Fire at Sea
Fire at Sea (Italian: Fuocoammare) is a 2016 Italian documentary film directed by Gianfranco Rosi. It won the Golden Bear at the 66th Berlin International Film Festival. The film was nominated for the Academy Award for Best Documentary Feature at the 89th Academy Awards. It was also selected as the Italian entry for the Best Foreign Language Film at the awards but it was not nominated in that category.
|Fire at Sea|
|Directed by||Gianfranco Rosi|
|Produced by||Gianfranco Rosi
Paolo Del Brocco
|Written by||Gianfranco Rosi|
|Music by||Stefano Grosso|
|Edited by||Jacopo Quadri|
|Distributed by||01 Distribution|
|Box office||$1 million|
The film was shot on the Sicilian island of Lampedusa during the European migrant crisis, and sets the migrants' dangerous Mediterranean crossing against a background of the ordinary life of the islanders. The main characters are a twelve-year-old boy from a local fishing family and a doctor who treats the migrants on their arrival. In his acceptance speech for the Golden Bear award, Rosi stated that his intention was to heighten awareness of the migrant situation, saying, "It's not acceptable that people die crossing the sea to escape from tragedies."

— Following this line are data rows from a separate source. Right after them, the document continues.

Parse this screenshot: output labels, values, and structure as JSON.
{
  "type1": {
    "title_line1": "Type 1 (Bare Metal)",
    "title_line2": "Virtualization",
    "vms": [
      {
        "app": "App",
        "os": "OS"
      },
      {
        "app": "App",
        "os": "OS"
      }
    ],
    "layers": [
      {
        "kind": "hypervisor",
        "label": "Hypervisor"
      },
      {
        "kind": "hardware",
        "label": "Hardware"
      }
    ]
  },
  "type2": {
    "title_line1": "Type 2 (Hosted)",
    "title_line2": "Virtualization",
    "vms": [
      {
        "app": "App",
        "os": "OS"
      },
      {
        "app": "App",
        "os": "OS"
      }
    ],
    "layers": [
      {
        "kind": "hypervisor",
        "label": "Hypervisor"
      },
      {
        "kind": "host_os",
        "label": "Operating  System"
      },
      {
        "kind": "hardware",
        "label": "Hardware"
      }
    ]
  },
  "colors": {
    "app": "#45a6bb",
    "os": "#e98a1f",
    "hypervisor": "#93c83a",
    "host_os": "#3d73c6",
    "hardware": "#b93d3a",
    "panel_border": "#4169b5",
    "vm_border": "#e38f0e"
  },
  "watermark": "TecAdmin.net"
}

Meryl Streep, chair of the Berlin jury, called the film "a daring hybrid of captured footage and deliberate storytelling that allows us to consider what documentary can do. It is urgent, imaginative and necessary filmmaking." Andrew Pulver, writing for The Guardian, described the documentary as having "a distinctive, humane cinematic style" and being "a collection of tiny details that morph, almost by osmosis, into a shocking excavation of the mechanics of crisis." He praises it for approaching the tragedy indirectly, via the people of Lampedusa. The film was also appreciated by the Italian Prime Minister Matteo Renzi, who stated that he would carry with him 27 DVDs of the film to a session of the European Council. Each one of the copies was given to a head of state or government of the European Union.
The Economist thought it had "beautiful cinematography and searing images, but also odd choices and murky priorities" and took issue with the film's lack of relation between the refugee crisis and the impact it had on the lives of the islanders interviewed.